Wednesday, May 29, 2013

Time Lapse of the Ledgewood Slide

A few months back I wrote about a survey of the Ledgewood Slide, a large deep-seated "rotational" slide on the west coast of Whidbey Island. During that survey I left a camera behind, which faithfully collected an image of the toe of the slide every hour during daylight hours. My interest was in determining how quickly the toe of that slide would erode, as well as the processes that are most responsible (high water versus waves, for example). And while survey data would be most useful, the time lapse is a great tool when you can't be there all the time measuring.

I was able to quickly revisit the site over the Memorial Day weekend, and while I didn't have time or tide for a survey I was able to recover the photos. Check it out:

Note that this time lapse was updated on 28 June 2013 to include photos collected through 26 June 2013

There are a few marked episodes of erosion of the toe, occurring over the night on April 4-5, on April 10, and the night of April 28-29. All of these periods fall during spring tides (see water level observations from Port Townsend, below), with high astronomical tidal water level, suggesting that water level plays a critical role. This seems obvious, except to note that the last two days captured by this session, May 24-26, also feature very high tides but no obvious erosion events.

It therefore seems likely that wind, and specifically wind-generated local wind waves, played a role in those erosion events, and the wind data from Port Townsend seems to support this, with some notable spikes around April 4th, 10th and 29th.

Regardless, the bluff toe had changed dramatically.
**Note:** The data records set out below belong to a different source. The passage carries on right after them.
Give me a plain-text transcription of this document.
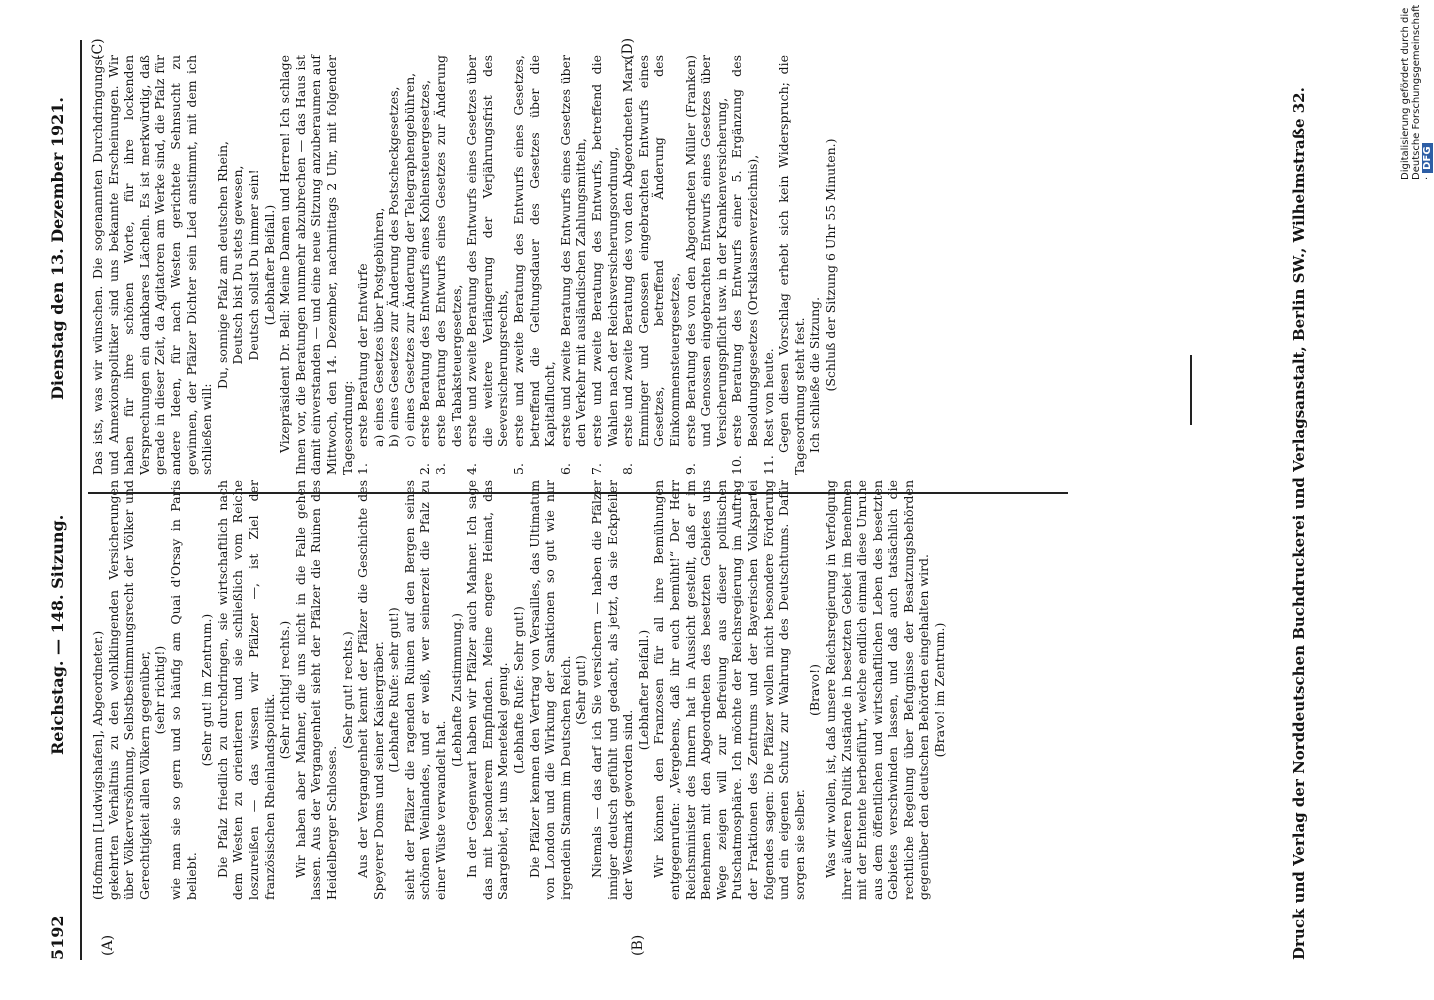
5192
Reichstag. — 148. Sitzung.
Dienstag den 13. Dezember 1921.
(A)	(B)
(C)	(D)

(Hofmann [Ludwigshafen], Abgeordneter.) gekehrten Verhältnis zu den wohlklingenden Versicherungen über Völkerversöhnung, Selbstbestimmungsrecht der Völker und Gerechtigkeit allen Völkern gegenüber, (sehr richtig!) wie man sie so gern und so häufig am Quai d'Orsay in Paris beliebt.

(Sehr gut! im Zentrum.) Die Pfalz friedlich zu durchdringen, sie wirtschaftlich nach dem Westen zu orientieren und sie schließlich vom Reiche loszureißen — das wissen wir Pfälzer —, ist Ziel der französischen Rheinlandspolitik.

(Sehr richtig! rechts.) Wir haben aber Mahner, die uns nicht in die Falle gehen lassen. Aus der Vergangenheit sieht der Pfälzer die Ruinen des Heidelberger Schlosses.

(Sehr gut! rechts.) Aus der Vergangenheit kennt der Pfälzer die Geschichte des Speyerer Doms und seiner Kaisergräber. (Lebhafte Rufe: sehr gut!) sieht der Pfälzer die ragenden Ruinen auf den Bergen seines schönen Weinlandes, und er weiß, wer seinerzeit die Pfalz zu einer Wüste verwandelt hat.

(Lebhafte Zustimmung.) In der Gegenwart haben wir Pfälzer auch Mahner. Ich sage das mit besonderem Empfinden. Meine engere Heimat, das Saargebiet, ist uns Menetekel genug. (Lebhafte Rufe: Sehr gut!) Die Pfälzer kennen den Vertrag von Versailles, das Ultimatum von London und die Wirkung der Sanktionen so gut wie nur irgendein Stamm im Deutschen Reich. (Sehr gut!) Niemals — das darf ich Sie versichern — haben die Pfälzer inniger deutsch gefühlt und gedacht, als jetzt, da sie Eckpfeiler der Westmark geworden sind.

(Lebhafter Beifall.) Wir können den Franzosen für all ihre Bemühungen entgegenrufen: „Vergebens, daß ihr euch bemüht!“ Der Herr Reichsminister des Innern hat in Aussicht gestellt, daß er im Benehmen mit den Abgeordneten des besetzten Gebietes uns Wege zeigen will zur Befreiung aus dieser politischen Putschatmosphäre. Ich möchte der Reichsregierung im Auftrag der Fraktionen des Zentrums und der Bayerischen Volkspartei folgendes sagen: Die Pfälzer wollen nicht besondere Förderung und ein eigenen Schutz zur Wahrung des Deutschtums. Dafür sorgen sie selber.

(Bravo!) Was wir wollen, ist, daß unsere Reichsregierung in Verfolgung ihrer äußeren Politik Zustände in besetzten Gebiet im Benehmen mit der Entente herbeiführt, welche endlich einmal diese Unruhe aus dem öffentlichen und wirtschaftlichen Leben des besetzten Gebietes verschwinden lassen, und daß auch tatsächlich die rechtliche Regelung über Befugnisse der Besatzungsbehörden gegenüber den deutschen Behörden eingehalten wird. (Bravo! im Zentrum.)

Das ists, was wir wünschen. Die sogenannten Durchdringungs- und Annexionspolitiker sind uns bekannte Erscheinungen. Wir haben für ihre schönen Worte, für ihre lockenden Versprechungen ein dankbares Lächeln. Es ist merkwürdig, daß gerade in dieser Zeit, da Agitatoren am Werke sind, die Pfalz für andere Ideen, für nach Westen gerichtete Sehnsucht zu gewinnen, der Pfälzer Dichter sein Lied anstimmt, mit dem ich schließen will:

Du, sonnige Pfalz am deutschen Rhein, Deutsch bist Du stets gewesen, Deutsch sollst Du immer sein! (Lebhafter Beifall.) Vizepräsident Dr. Bell: Meine Damen und Herren! Ich schlage Ihnen vor, die Beratungen nunmehr abzubrechen — das Haus ist damit einverstanden — und eine neue Sitzung anzuberaumen auf Mittwoch, den 14. Dezember, nachmittags 2 Uhr, mit folgender Tagesordnung: 1.
erste Beratung der Entwürfe a) eines Gesetzes über Postgebühren, b) eines Gesetzes zur Änderung des Postscheckgesetzes, c) eines Gesetzes zur Änderung der Telegraphengebühren,

2.
erste Beratung des Entwurfs eines Kohlensteuergesetzes,
3.
erste Beratung des Entwurfs eines Gesetzes zur Änderung des Tabaksteuergesetzes,
4.
erste und zweite Beratung des Entwurfs eines Gesetzes über die weitere Verlängerung der Verjährungsfrist des Seeversicherungsrechts,
5.
erste und zweite Beratung des Entwurfs eines Gesetzes, betreffend die Geltungsdauer des Gesetzes über die Kapitalflucht,
6.
erste und zweite Beratung des Entwurfs eines Gesetzes über den Verkehr mit ausländischen Zahlungsmitteln,
7.
erste und zweite Beratung des Entwurfs, betreffend die Wahlen nach der Reichsversicherungsordnung,
8.
erste und zweite Beratung des von den Abgeordneten Marx, Emminger und Genossen eingebrachten Entwurfs eines Gesetzes, betreffend Änderung des Einkommensteuergesetzes,
9.
erste Beratung des von den Abgeordneten Müller (Franken) und Genossen eingebrachten Entwurfs eines Gesetzes über Versicherungspflicht usw. in der Krankenversicherung,
10.
erste Beratung des Entwurfs einer 5. Ergänzung des Besoldungsgesetzes (Ortsklassenverzeichnis),
11.
Rest von heute. Gegen diesen Vorschlag erhebt sich kein Widerspruch; die Tagesordnung steht fest. Ich schließe die Sitzung. (Schluß der Sitzung 6 Uhr 55 Minuten.)	Druck und Verlag der Norddeutschen Buchdruckerei und Verlagsanstalt, Berlin SW., Wilhelmstraße 32.	Digitalisierung gefördert durch die Deutsche Forschungsgemeinschaft ·DFG
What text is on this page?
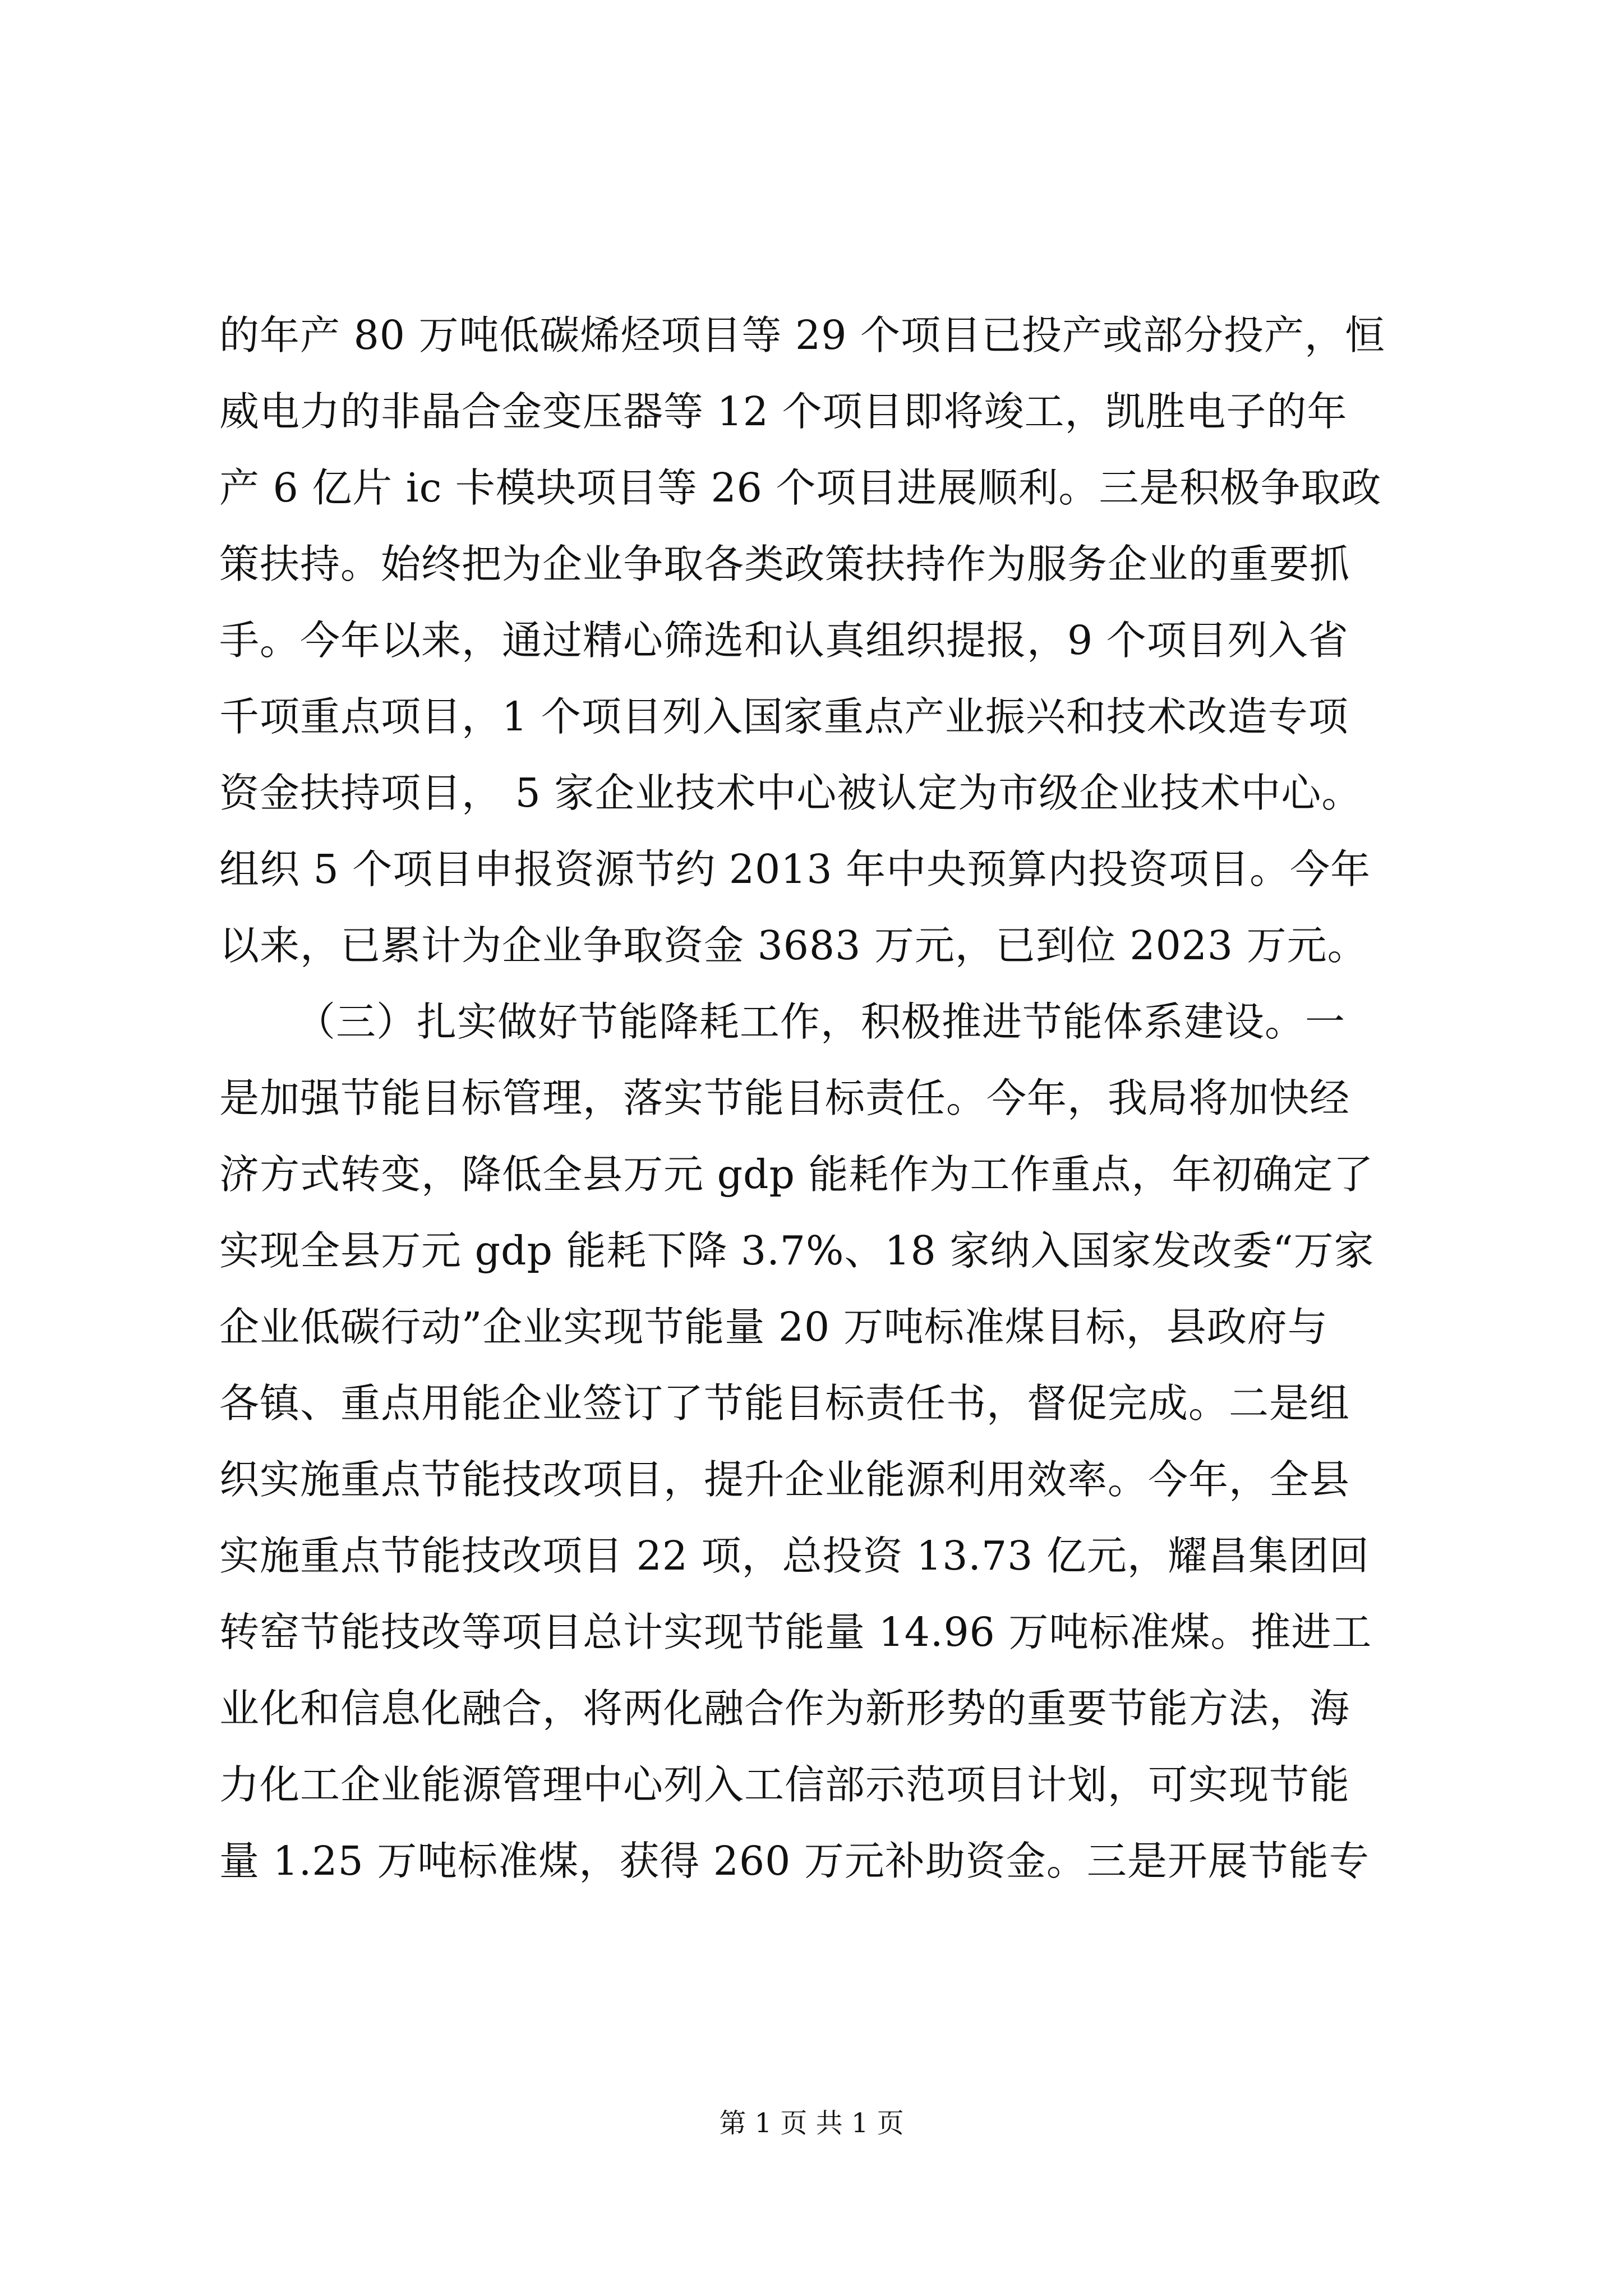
的年产 80 万吨低碳烯烃项目等 29 个项目已投产或部分投产，恒
威电力的非晶合金变压器等 12 个项目即将竣工，凯胜电子的年
产 6 亿片 ic 卡模块项目等 26 个项目进展顺利。三是积极争取政
策扶持。始终把为企业争取各类政策扶持作为服务企业的重要抓
手。今年以来，通过精心筛选和认真组织提报，9 个项目列入省
千项重点项目，1 个项目列入国家重点产业振兴和技术改造专项
资金扶持项目， 5 家企业技术中心被认定为市级企业技术中心。
组织 5 个项目申报资源节约 2013 年中央预算内投资项目。今年
以来，已累计为企业争取资金 3683 万元，已到位 2023 万元。
（三）扎实做好节能降耗工作，积极推进节能体系建设。一
是加强节能目标管理，落实节能目标责任。今年，我局将加快经
济方式转变，降低全县万元 gdp 能耗作为工作重点，年初确定了
实现全县万元 gdp 能耗下降 3.7%、18 家纳入国家发改委“万家
企业低碳行动”企业实现节能量 20 万吨标准煤目标，县政府与
各镇、重点用能企业签订了节能目标责任书，督促完成。二是组
织实施重点节能技改项目，提升企业能源利用效率。今年，全县
实施重点节能技改项目 22 项，总投资 13.73 亿元，耀昌集团回
转窑节能技改等项目总计实现节能量 14.96 万吨标准煤。推进工
业化和信息化融合，将两化融合作为新形势的重要节能方法，海
力化工企业能源管理中心列入工信部示范项目计划，可实现节能
量 1.25 万吨标准煤，获得 260 万元补助资金。三是开展节能专
第 1 页 共 1 页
Notably, as the toe of the slide erodes it exposes more of the sand layer that was exposed as a relatively thin (~1-2 m) layer during my survey on 2 April. This material is likely a significant contributor to the budget of adjacent beaches...and it would be cool to get out and do a survey to look at profile and grain size change...just need to find a time to get out.

Here are a few photos I shot on May 26...

Steep and high sand scarps prevail across much of the toe of the slide at this point, which contrasts with the early toe, which was composed of a lot of uplifted clays.

A view from the top of the scarp looking down to the beach...a distance of ~6-7 meters

Another view of the scarp at the toe of the slide on 26 May

The beach to the north of the slide...appears sandier than before

A view of the beach to the south of the slide, taken on 26 May 2013 from the revetment. Below is a photo taken on 2 April 2013 taken from a point looking towards the slide from about MLLW. The photo above was shot from about where the stairs are in view right. Sandier beach?